During this time, the Fed articulated its commitment to a “broad-based and inclusive” employment policy, stating they would only take action to address employment shortfalls, or high unemployment rates.
The Fed’s “aggressive interpretation” of maximum employment hindered rate hikes in 2021, as inflation began to rise, according to research by UC Berkeley economists Christina Romer, former chair of Barack Obama’s Council of Economic Advisers, and her husband, David Romer. They concluded that this reinterpretation significantly slowed the Fed’s reaction to escalating inflation.
Moreover, a paper released last year by Michael Kiley, deputy director of the Fed’s financial stability division, argued that this policy adjustment may have had adverse effects.
Kiley noted that focusing exclusively on employment shortfalls tended to amplify economic fluctuations, further complicating issues surrounding employment and contributing to inflationary pressures, as compared to the Fed’s previous approach.
The inflation rate peaked at 9.1% in 2022—the highest since 1981. In 2023, while inflation moderated to 4.1%, the unemployment rate reached its lowest point in over fifty years.
Despite these fluctuations, inflation has remained above the Fed’s 2% target, registering at 3% in January, Biden’s final month in office, as reported by the Bureau of Labor Statistics Consumer Price Index.
“By overly emphasizing the goal of maximum employment at the expense of controlling inflation, the Fed is harming Americans. Many workers’ after-tax wages are not keeping pace with inflation,” stated Ted Jenkin, co-founder of oXYGen Financial. “Ultimately, even if individuals are employed, if their income cannot keep up with living costs, they face significant challenges. Therefore, it is essential for the Fed to rebalance its focus towards controlling inflation.”
Federal Reserve Chair Jerome Powell has staunchly defended this strategy shift, famously labeling the soaring inflation rates as “transitory.” At a recent meeting, he reiterated his stance that it would be illogical to increase rates without clear evidence of inflation.
“Why would anyone want to proactively dismiss workers in the absence of evidence indicating unsustainable job growth?” Powell questioned.

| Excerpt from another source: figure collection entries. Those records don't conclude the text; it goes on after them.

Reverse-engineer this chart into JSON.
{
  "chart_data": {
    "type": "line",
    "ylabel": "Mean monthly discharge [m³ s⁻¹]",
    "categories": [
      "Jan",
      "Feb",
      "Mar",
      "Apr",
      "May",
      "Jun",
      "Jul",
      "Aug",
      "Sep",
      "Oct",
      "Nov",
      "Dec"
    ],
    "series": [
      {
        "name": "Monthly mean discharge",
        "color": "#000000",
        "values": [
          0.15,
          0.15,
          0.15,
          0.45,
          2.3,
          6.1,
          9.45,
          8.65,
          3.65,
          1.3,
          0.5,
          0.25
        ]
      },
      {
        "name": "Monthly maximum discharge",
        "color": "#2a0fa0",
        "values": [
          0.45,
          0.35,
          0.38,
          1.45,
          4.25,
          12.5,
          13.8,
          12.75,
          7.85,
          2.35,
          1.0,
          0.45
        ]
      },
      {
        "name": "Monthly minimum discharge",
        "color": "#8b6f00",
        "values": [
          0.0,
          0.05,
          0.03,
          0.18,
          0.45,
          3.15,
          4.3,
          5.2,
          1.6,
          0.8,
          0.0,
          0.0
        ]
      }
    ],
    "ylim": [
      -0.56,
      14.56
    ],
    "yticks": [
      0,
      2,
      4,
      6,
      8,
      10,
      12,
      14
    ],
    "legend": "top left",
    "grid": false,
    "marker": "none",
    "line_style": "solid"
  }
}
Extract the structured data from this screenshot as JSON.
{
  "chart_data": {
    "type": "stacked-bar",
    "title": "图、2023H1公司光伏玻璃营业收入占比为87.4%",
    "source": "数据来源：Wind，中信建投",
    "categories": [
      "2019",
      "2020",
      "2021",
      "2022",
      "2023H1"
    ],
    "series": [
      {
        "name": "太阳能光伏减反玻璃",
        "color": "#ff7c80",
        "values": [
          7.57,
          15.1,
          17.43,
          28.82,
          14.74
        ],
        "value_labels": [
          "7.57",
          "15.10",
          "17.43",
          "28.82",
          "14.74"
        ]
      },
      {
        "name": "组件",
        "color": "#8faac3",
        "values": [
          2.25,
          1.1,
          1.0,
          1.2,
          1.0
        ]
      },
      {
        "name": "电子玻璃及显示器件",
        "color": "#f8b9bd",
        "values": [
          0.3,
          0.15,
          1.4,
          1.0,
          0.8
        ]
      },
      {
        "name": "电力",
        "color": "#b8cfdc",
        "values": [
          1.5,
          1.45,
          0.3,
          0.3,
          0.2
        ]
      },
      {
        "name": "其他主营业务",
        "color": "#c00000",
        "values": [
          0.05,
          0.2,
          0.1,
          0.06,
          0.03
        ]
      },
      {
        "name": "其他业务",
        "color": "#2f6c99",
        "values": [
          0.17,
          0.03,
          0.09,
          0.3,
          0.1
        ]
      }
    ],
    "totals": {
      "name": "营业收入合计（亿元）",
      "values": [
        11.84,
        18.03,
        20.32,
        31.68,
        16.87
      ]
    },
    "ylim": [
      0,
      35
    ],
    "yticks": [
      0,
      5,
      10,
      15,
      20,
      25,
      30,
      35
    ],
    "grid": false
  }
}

Joseph Camberato, CEO of National Business Capital, echoed support for the Fed’s commitment to maximizing employment. He acknowledged the current economic climate is complex, with various factors influencing price increases, but emphasized the Fed’s careful navigation has helped avert a recession and prevent runaway inflation.
Ken Mahoney, CEO of Mahoney Asset Management, commented on today’s economic balance: “Having a significant majority of the workforce employed while facing higher inflation appears more favorable than scenarios involving greater unemployment and lower inflation levels.” However, he also recognized that inflation has been a significant challenge since 2020.